The Central Acidic Domain of MDM2 Is Critical in Inhibition of Retinoblastoma-mediated Suppression of E2F and Cell Growth

• Published in: The Journal of biological chemistry Vol. 279; no. 51; pp. 53317 - 53322
• Main Authors: Sdek, Patima, Ying, Haoqiang, Zheng, Hongwu, Margulis, Alexander, Tang, Xiaoren, Tian, Kui, Xiao, Zhi-Xiong Jim
• Format: Journal Article
• Language: English
• Published: United States Elsevier Inc 17.12.2004; American Society for Biochemistry and Molecular Biology
• Subjects: Amino Acid Sequence; Blotting, Western; Cell Cycle Proteins - chemistry; Cell Cycle Proteins - metabolism; Cell Division; Cell Line, Tumor; Cell Proliferation; Chromatography, High Pressure Liquid; DNA-Binding Proteins - chemistry; DNA-Binding Proteins - metabolism; E2F Transcription Factors; Genes, Reporter; Glutathione - metabolism; Glutathione Transferase - metabolism; Humans; Macromolecular Substances; Molecular Sequence Data; Mutation; Nuclear Proteins - chemistry; Phosphorylation; Plasmids - metabolism; Protein Binding; Protein Biosynthesis; Protein Structure, Tertiary; Proto-Oncogene Proteins - chemistry; Proto-Oncogene Proteins c-mdm2; Proto-Oncogenes; Recombinant Fusion Proteins - metabolism; Retinoblastoma Protein - chemistry; Retinoblastoma Protein - metabolism; Sequence Homology, Amino Acid; Transcription Factors - chemistry; Transcription Factors - metabolism; Transcriptional Activation; Transfection
• ISSN: 0021-9258; 1083-351X
• DOI: 10.1074/jbc.M406062200

Retinoblastoma (Rb) protein is a paradigm of tumor suppressors.
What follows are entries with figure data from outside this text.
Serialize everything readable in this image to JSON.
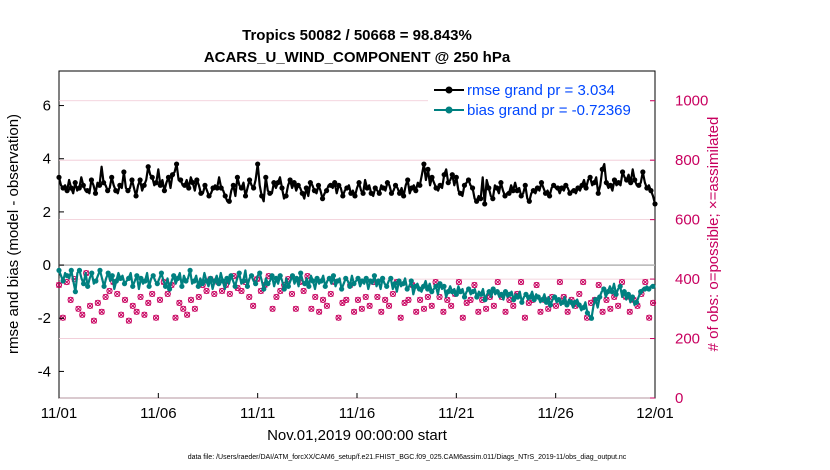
{
  "chart_data": {
    "type": "line",
    "title_line1": "Tropics 50082 / 50668 = 98.843%",
    "title_line2": "ACARS_U_WIND_COMPONENT @ 250 hPa",
    "xlabel": "Nov.01,2019 00:00:00 start",
    "ylabel_left": "rmse and bias (model - observation)",
    "ylabel_right": "# of obs: o=possible; ×=assimilated",
    "footnote": "data file: /Users/raeder/DAI/ATM_forcXX/CAM6_setup/f.e21.FHIST_BGC.f09_025.CAM6assim.011/Diags_NTrS_2019-11/obs_diag_output.nc",
    "x_ticks": [
      "11/01",
      "11/06",
      "11/11",
      "11/16",
      "11/21",
      "11/26",
      "12/01"
    ],
    "x_range_days": [
      0,
      30
    ],
    "y_left_ticks": [
      "-4",
      "-2",
      "0",
      "2",
      "4",
      "6"
    ],
    "y_left_range": [
      -5,
      7.3
    ],
    "y_right_ticks": [
      "0",
      "200",
      "400",
      "600",
      "800",
      "1000"
    ],
    "y_right_range": [
      0,
      1100
    ],
    "colors": {
      "rmse": "#000000",
      "bias": "#008080",
      "obs": "#c8005f",
      "legend_text": "#0047ff",
      "zero_line": "#b4b4b4",
      "grid": "#f0c8d4"
    },
    "series": [
      {
        "name": "rmse grand pr = 3.034",
        "key": "rmse",
        "values": [
          3.3,
          3.0,
          2.9,
          3.0,
          2.8,
          3.2,
          2.9,
          2.7,
          3.1,
          2.8,
          2.9,
          3.3,
          3.0,
          2.8,
          2.8,
          2.7,
          3.2,
          3.0,
          2.7,
          3.1,
          3.0,
          3.7,
          3.1,
          3.0,
          2.8,
          2.9,
          3.3,
          3.0,
          2.8,
          2.7,
          3.0,
          2.9,
          3.5,
          2.9,
          2.8,
          2.9,
          3.2,
          2.9,
          2.6,
          3.0,
          3.2,
          2.8,
          3.0,
          3.2,
          3.7,
          3.4,
          3.3,
          3.0,
          3.1,
          3.6,
          3.0,
          3.2,
          2.8,
          3.1,
          3.3,
          2.9,
          3.4,
          3.5,
          3.8,
          3.2,
          3.2,
          3.0,
          3.0,
          3.2,
          2.9,
          3.3,
          3.1,
          2.8,
          3.2,
          3.0,
          2.7,
          2.7,
          3.0,
          2.8,
          2.6,
          2.7,
          2.9,
          3.0,
          2.9,
          3.3,
          2.9,
          2.8,
          2.6,
          2.4,
          2.4,
          2.8,
          3.0,
          2.6,
          3.3,
          3.0,
          2.9,
          3.1,
          2.6,
          2.9,
          3.2,
          3.0,
          2.9,
          3.2,
          3.8,
          3.0,
          2.6,
          2.4,
          3.3,
          2.8,
          2.7,
          2.7,
          3.1,
          2.9,
          3.1,
          3.3,
          2.9,
          2.5,
          2.6,
          3.0,
          3.2,
          2.9,
          3.1,
          2.8,
          3.0,
          2.9,
          2.7,
          2.5,
          2.9,
          2.6,
          3.1,
          3.0,
          2.8,
          2.7,
          3.0,
          2.8,
          2.5,
          2.7,
          2.8,
          3.0,
          3.0,
          2.9,
          3.1,
          2.7,
          3.0,
          2.9,
          2.6,
          2.8,
          2.9,
          3.0,
          2.7,
          2.8,
          2.6,
          2.9,
          3.1,
          2.8,
          2.7,
          3.2,
          2.9,
          3.0,
          2.7,
          2.6,
          2.9,
          2.8,
          2.7,
          3.0,
          2.9,
          2.8,
          3.1,
          3.0,
          2.7,
          2.8,
          3.0,
          2.9,
          2.7,
          2.9,
          2.6,
          3.0,
          3.2,
          2.7,
          2.9,
          3.0,
          2.8,
          3.1,
          3.0,
          3.4,
          3.8,
          3.2,
          3.6,
          3.0,
          3.3,
          3.1,
          2.9,
          2.8,
          3.0,
          2.9,
          3.4,
          3.6,
          3.1,
          3.2,
          3.4,
          3.0,
          3.3,
          2.8,
          2.7,
          2.6,
          3.0,
          3.1,
          3.2,
          3.0,
          2.9,
          2.5,
          2.4,
          2.6,
          2.5,
          3.3,
          2.3,
          3.2,
          2.9,
          2.6,
          2.5,
          3.0,
          2.9,
          2.7,
          3.1,
          2.8,
          2.6,
          2.7,
          2.7,
          3.0,
          2.8,
          3.1,
          2.8,
          2.9,
          2.6,
          2.7,
          3.0,
          2.5,
          2.4,
          2.7,
          2.8,
          2.7,
          2.9,
          2.8,
          3.1,
          2.9,
          2.7,
          2.8,
          2.6,
          2.9,
          3.0,
          2.9,
          2.9,
          2.7,
          2.9,
          2.8,
          3.0,
          2.9,
          2.7,
          2.8,
          2.8,
          2.7,
          2.9,
          2.8,
          3.0,
          3.2,
          2.9,
          3.2,
          3.3,
          3.0,
          3.1,
          3.3,
          2.7,
          3.0,
          3.6,
          3.8,
          3.1,
          2.9,
          3.0,
          2.8,
          3.2,
          3.0,
          3.1,
          3.0,
          3.5,
          3.3,
          3.2,
          3.4,
          3.1,
          3.6,
          3.2,
          3.0,
          3.0,
          3.1,
          3.5,
          3.1,
          2.9,
          3.0,
          2.8,
          2.6,
          2.3
        ]
      },
      {
        "name": "bias grand pr = -0.72369",
        "key": "bias",
        "values": [
          -0.2,
          -0.4,
          -0.6,
          -0.3,
          -0.4,
          -0.5,
          -0.2,
          -0.6,
          -1.0,
          -0.3,
          -0.2,
          -0.5,
          -0.7,
          -0.3,
          -0.8,
          -0.5,
          -0.3,
          -0.7,
          -0.6,
          -0.4,
          -0.2,
          -0.5,
          -0.8,
          -0.5,
          -0.3,
          -0.6,
          -0.4,
          -0.9,
          -0.6,
          -0.3,
          -0.5,
          -0.4,
          -0.7,
          -0.6,
          -0.5,
          -0.3,
          -0.8,
          -0.6,
          -0.4,
          -0.9,
          -0.5,
          -0.7,
          -0.6,
          -0.3,
          -0.8,
          -0.5,
          -0.4,
          -0.6,
          -0.7,
          -0.5,
          -0.3,
          -0.6,
          -0.8,
          -0.5,
          -0.9,
          -0.6,
          -0.4,
          -0.7,
          -0.5,
          -0.3,
          -0.8,
          -0.4,
          -0.6,
          -0.5,
          -0.2,
          -0.7,
          -0.6,
          -0.4,
          -0.8,
          -0.5,
          -0.7,
          -0.3,
          -0.6,
          -0.8,
          -0.5,
          -0.9,
          -0.6,
          -0.4,
          -0.7,
          -0.3,
          -0.6,
          -0.9,
          -0.5,
          -0.7,
          -0.4,
          -0.6,
          -0.8,
          -0.5,
          -0.3,
          -0.7,
          -0.6,
          -0.2,
          -0.8,
          -0.5,
          -0.4,
          -0.6,
          -0.7,
          -0.4,
          -0.3,
          -0.6,
          -0.9,
          -0.5,
          -0.7,
          -0.6,
          -0.4,
          -0.8,
          -0.5,
          -0.7,
          -0.4,
          -0.6,
          -0.9,
          -0.5,
          -0.8,
          -0.6,
          -0.4,
          -0.7,
          -0.5,
          -0.8,
          -0.3,
          -0.6,
          -0.7,
          -0.5,
          -0.8,
          -0.4,
          -0.6,
          -0.9,
          -0.5,
          -0.7,
          -0.6,
          -0.4,
          -0.8,
          -0.6,
          -0.5,
          -0.7,
          -0.4,
          -0.8,
          -0.6,
          -0.5,
          -0.9,
          -0.7,
          -0.5,
          -0.6,
          -0.8,
          -0.4,
          -0.7,
          -0.6,
          -0.5,
          -0.8,
          -0.6,
          -0.7,
          -0.5,
          -0.9,
          -0.6,
          -0.7,
          -0.4,
          -0.8,
          -0.6,
          -0.9,
          -0.5,
          -0.7,
          -0.8,
          -0.6,
          -0.5,
          -0.9,
          -0.7,
          -1.0,
          -0.6,
          -0.8,
          -0.7,
          -0.5,
          -0.9,
          -0.8,
          -0.6,
          -1.1,
          -0.8,
          -0.7,
          -0.9,
          -1.0,
          -0.8,
          -0.6,
          -0.9,
          -0.7,
          -1.0,
          -0.9,
          -0.8,
          -1.1,
          -0.7,
          -0.9,
          -0.8,
          -1.2,
          -1.0,
          -0.8,
          -1.0,
          -0.9,
          -1.1,
          -0.8,
          -1.0,
          -0.9,
          -1.2,
          -1.0,
          -0.9,
          -1.1,
          -1.0,
          -0.9,
          -1.2,
          -1.0,
          -1.1,
          -0.9,
          -1.3,
          -1.1,
          -1.0,
          -1.2,
          -0.9,
          -1.1,
          -1.0,
          -1.2,
          -1.1,
          -1.3,
          -1.0,
          -1.2,
          -1.1,
          -1.0,
          -1.3,
          -1.1,
          -1.2,
          -1.0,
          -1.4,
          -1.2,
          -1.1,
          -1.3,
          -1.2,
          -1.0,
          -1.3,
          -1.1,
          -1.2,
          -1.4,
          -1.3,
          -1.1,
          -1.4,
          -1.2,
          -1.5,
          -1.3,
          -1.2,
          -1.4,
          -1.3,
          -1.5,
          -1.4,
          -1.2,
          -1.5,
          -1.3,
          -1.4,
          -1.6,
          -1.4,
          -1.3,
          -1.5,
          -1.7,
          -1.6,
          -1.4,
          -1.8,
          -1.9,
          -2.0,
          -1.5,
          -1.3,
          -1.6,
          -1.2,
          -1.0,
          -0.9,
          -1.2,
          -1.0,
          -0.8,
          -1.0,
          -0.7,
          -1.1,
          -0.9,
          -0.8,
          -1.2,
          -1.0,
          -1.3,
          -1.1,
          -1.4,
          -1.2,
          -1.5,
          -1.4,
          -1.2,
          -1.0,
          -0.9,
          -0.9,
          -0.8,
          -0.9,
          -0.8,
          -0.8,
          -0.8
        ]
      },
      {
        "name": "# of obs possible",
        "key": "obs",
        "values": [
          380,
          410,
          270,
          350,
          390,
          360,
          330,
          250,
          400,
          370,
          300,
          340,
          280,
          360,
          420,
          350,
          310,
          390,
          260,
          370,
          320,
          400,
          290,
          380,
          340,
          270,
          360,
          310,
          390,
          300,
          350,
          420,
          280,
          370,
          330,
          400,
          260,
          350,
          310,
          390,
          290,
          370,
          340,
          400,
          280,
          360,
          320,
          380,
          350,
          300,
          270,
          410,
          330,
          360,
          390,
          290,
          350,
          310,
          380,
          340,
          270,
          400,
          320,
          360,
          300,
          390,
          280,
          350,
          330,
          410,
          300,
          370,
          340,
          260,
          380,
          310,
          360,
          290,
          400,
          330,
          350,
          310,
          390,
          270,
          360,
          340,
          380,
          300,
          350,
          320,
          410,
          290,
          370,
          330,
          360,
          300,
          390,
          280,
          340,
          370,
          310,
          350,
          400,
          300,
          360,
          270,
          380,
          320,
          410,
          350,
          300,
          390,
          340,
          270,
          360,
          310,
          380,
          330,
          400,
          290,
          350,
          370,
          300,
          340,
          390,
          280,
          360,
          320,
          410,
          350,
          300,
          380,
          340,
          370,
          290,
          400,
          330,
          360,
          310,
          380,
          350,
          300,
          390,
          340,
          270,
          360,
          320,
          400,
          330,
          300,
          380,
          350,
          290,
          370,
          330,
          410,
          300,
          360,
          340,
          380,
          310,
          350,
          390,
          300,
          340,
          370,
          290,
          400,
          330,
          360,
          310,
          380,
          350,
          300,
          390,
          340,
          270,
          360,
          320,
          400,
          330,
          300,
          380,
          350,
          290,
          370,
          330,
          410,
          300,
          360,
          340,
          380,
          310,
          350,
          390,
          300,
          340,
          370,
          290,
          400,
          330,
          360,
          310,
          380,
          350,
          300,
          390,
          340,
          270,
          360,
          320,
          400,
          330,
          300,
          380,
          350,
          290,
          370,
          330,
          410,
          300,
          360,
          340,
          380,
          310,
          350,
          390,
          300,
          340,
          370,
          290,
          400,
          330,
          360,
          310,
          380,
          350,
          300,
          390,
          340,
          270,
          360,
          320,
          400,
          330,
          300,
          380,
          350,
          290,
          370,
          330,
          410,
          300,
          360,
          340,
          380,
          310,
          350,
          390,
          300,
          340,
          370,
          290,
          400,
          330,
          360,
          310,
          380,
          350,
          300,
          390,
          340,
          270,
          360,
          320,
          400,
          330,
          300,
          380,
          350,
          290,
          370,
          330,
          410,
          300,
          360,
          340,
          380,
          310,
          350,
          390,
          300,
          340,
          370,
          290,
          400,
          330,
          360,
          310,
          380,
          350,
          300,
          390,
          340,
          270,
          360,
          320,
          400
        ]
      }
    ]
  }
}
Inactivation of Rb plays a critical role in the development of human malignancies. MDM2, an oncogene frequently found amplified and overexpressed in a variety of human tumors and cancers, directly interacts and inhibits the p53 tumor suppressor protein. In addition, MDM2 has been shown to stimulate E2F transactivation activity and promote S-phase entry independent of p53, yet the mechanism of which is still not fully understood. In this study, we demonstrate that MDM2 specifically binds to Rb C-pocket and that the central acidic domain of MDM2 is essential for Rb interaction. In addition, we show that overexpression of MDM2 reduces Rb-E2F complexes in vivo. Moreover, the ectopic expression of the wild type MDM2, but not mutant MDM2 defective in Rb interaction, stimulates E2F transactivation activity and inhibits Rb growth suppression function. Taken together, these results suggest that MDM2-mediated inhibition of Rb likely contributes to MDM2 oncogenic activity.